O terceiro motivo... é aquele que eu incessantemente tentara negar a existência. Mas ele se alojou no meu coração, protegido por aquela chama de esperança que eu vergonhosamente já falhara em apagar. Isso era muito aterrorizante, porque esse motivo estava intimamente relacionado com certo par de olhos castanho escuro nervosos que somente eu percebi por trás de uma máscara de perfeição.
— Alice? Oh querida, você está... maravilhosa. — Mamãe falou com os olhos banhados de lágrimas, tirando-me me do meu devaneio.
Eu tinha acabado de passar por uma sessão de 5 horas de "embelezamento" e agora estávamos todos na porta da frente vendo a multidão que se juntou na rua da casa dos meus tios.
— Mãe. — Eu disse, abraçando-a com um peso no peito. Não queria deixá-la.
— Vá minha filha, se não der certo, não se esqueça, eu ainda estarei aqui. — Ela enxugou algumas lágrimas, depois sorriu. — Mas de alguma forma, eu sei que vai dar certo.
Eu ainda não entendia de onde vinha essa sua certeza, primeiro de que eu seria sorteada, agora de que eu me casaria com o príncipe, mas assenti mesmo assim.

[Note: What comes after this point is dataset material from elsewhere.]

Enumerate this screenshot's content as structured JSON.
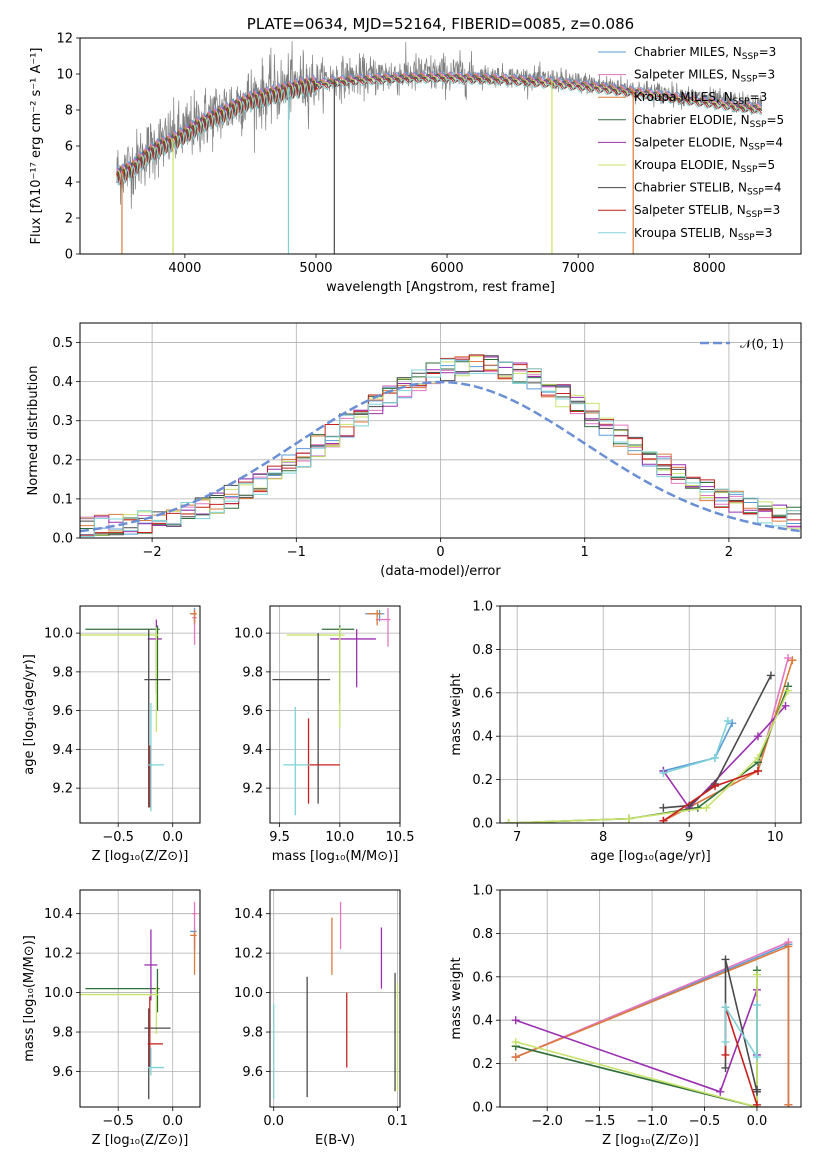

Abracei meus dois tios ao mesmo tempo, e com todos chorando ficou quase impossível não chorar também, mas o maquiador me mataria se eu borrasse algo no meu rosto. Ele era legal, mas era melhor não medir forças e não destruir o trabalho dele.
Antes de eu passar pela porta, minha mãe chegou perto de mim novamente e sussurrou: — É intuição de mãe. — Falou ela, como se tivesse lido em meus pensamentos o fato de eu não entender a fonte de sua certeza inabalável. — Tenha fé, e tudo pode acontecer. O destino se encarrega de fazer o certo, nós só precisamos dar uma ajudinha. — Ela piscou para mim e eu sorri.
No carro, a caminho do aeroporto, eu tentei me lembrar de tudo o que me fez rejeitar A Seleção inicialmente, construindo uma armadura para o meu coração, e prendendo a chama e o meu terceiro motivo lá dentro. Por enquanto, eles não se rebelariam mais.